Uptake and nuclear transport of Neisseria IgA1 protease-associated alpha-proteins in human cells.

Authors:
J Pohlner, U Langenberg, U Wölk, S C Beck, T F Meyer
Year of publication:
1995
Volume:
17
Issue:
6
Issn:
0950-382X
Journal title abbreviated:
Mol. Microbiol.
Journal title long:
Molecular microbiology
Impact factor:
3.979
Abstract:
Pathogenic Neisseria species, the causative agents of gonorrhoea and bacterial meningitis, encode a family of polymorphic exo-proteins which are autoproteolytically processed into several distinct extracellular components, including an IgA1 protease and an alpha-protein. IgA1 protease, a putative virulence determinant, is a sequence-specific endopeptidase known to cleave human IgA1, but additional target proteins have been postulated. The physical linkage of IgA1 protease and alpha-protein suggests a functional relationship of both precursor components. Previous work has shown that alpha-protein is essential neither for extracellular transport nor for the proteolytic activity of IgA1 protease.
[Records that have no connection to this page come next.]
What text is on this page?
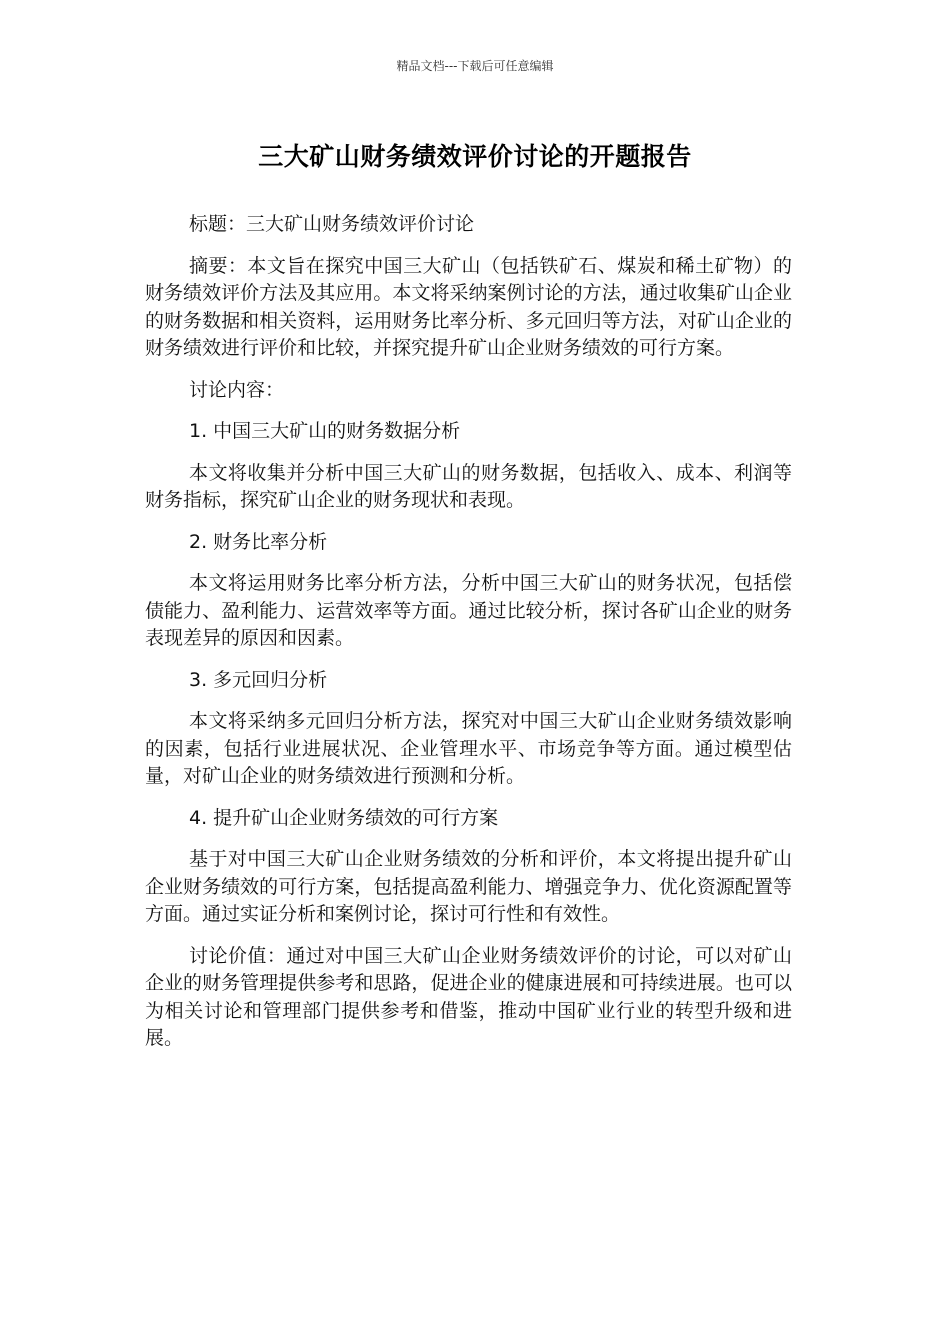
精品文档---下载后可任意编辑
三大矿山财务绩效评价讨论的开题报告

标题：三大矿山财务绩效评价讨论

摘要：本文旨在探究中国三大矿山（包括铁矿石、煤炭和稀土矿物）的财务绩效评价方法及其应用。本文将采纳案例讨论的方法，通过收集矿山企业的财务数据和相关资料，运用财务比率分析、多元回归等方法，对矿山企业的财务绩效进行评价和比较，并探究提升矿山企业财务绩效的可行方案。

讨论内容：

1. 中国三大矿山的财务数据分析

本文将收集并分析中国三大矿山的财务数据，包括收入、成本、利润等财务指标，探究矿山企业的财务现状和表现。

2. 财务比率分析

本文将运用财务比率分析方法，分析中国三大矿山的财务状况，包括偿债能力、盈利能力、运营效率等方面。通过比较分析，探讨各矿山企业的财务表现差异的原因和因素。

3. 多元回归分析

本文将采纳多元回归分析方法，探究对中国三大矿山企业财务绩效影响的因素，包括行业进展状况、企业管理水平、市场竞争等方面。通过模型估量，对矿山企业的财务绩效进行预测和分析。

4. 提升矿山企业财务绩效的可行方案

基于对中国三大矿山企业财务绩效的分析和评价，本文将提出提升矿山企业财务绩效的可行方案，包括提高盈利能力、增强竞争力、优化资源配置等方面。通过实证分析和案例讨论，探讨可行性和有效性。

讨论价值：通过对中国三大矿山企业财务绩效评价的讨论，可以对矿山企业的财务管理提供参考和思路，促进企业的健康进展和可持续进展。也可以为相关讨论和管理部门提供参考和借鉴，推动中国矿业行业的转型升级和进展。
Intriguingly, alpha-proteins carry amino acid sequences reminiscent of nuclear location signals of viral and eukaryotic proteins. Here we demonstrate the functionality of these nuclear location signal sequences in transfected eukaryotic cells. Chimeric alpha-proteins show nuclear transport and selectively associate with nucleolar structures. More importantly, native purified alpha-proteins are capable of entering certain human primary cells from the exterior via an endocytotic route and accumulate in the nuclei. The neisserial alpha-proteins share several features with eukaryotic transcription factors, such as the formation of dimers via a heptad repeat sequence. We propose a role for alpha-proteins in the regulation of host-cell functions. As the alpha-proteins are covalently connected with IgA1 protease they may also serve as carries for the IgA1 protease into human cells where additional proteolytic targets may exist. Neisseria meningitidis, which locally colonizes the nasopharyngeal mucosa of many human individuals without apparently causing symptoms, secretes this nucleus-targeted factor in large quantities.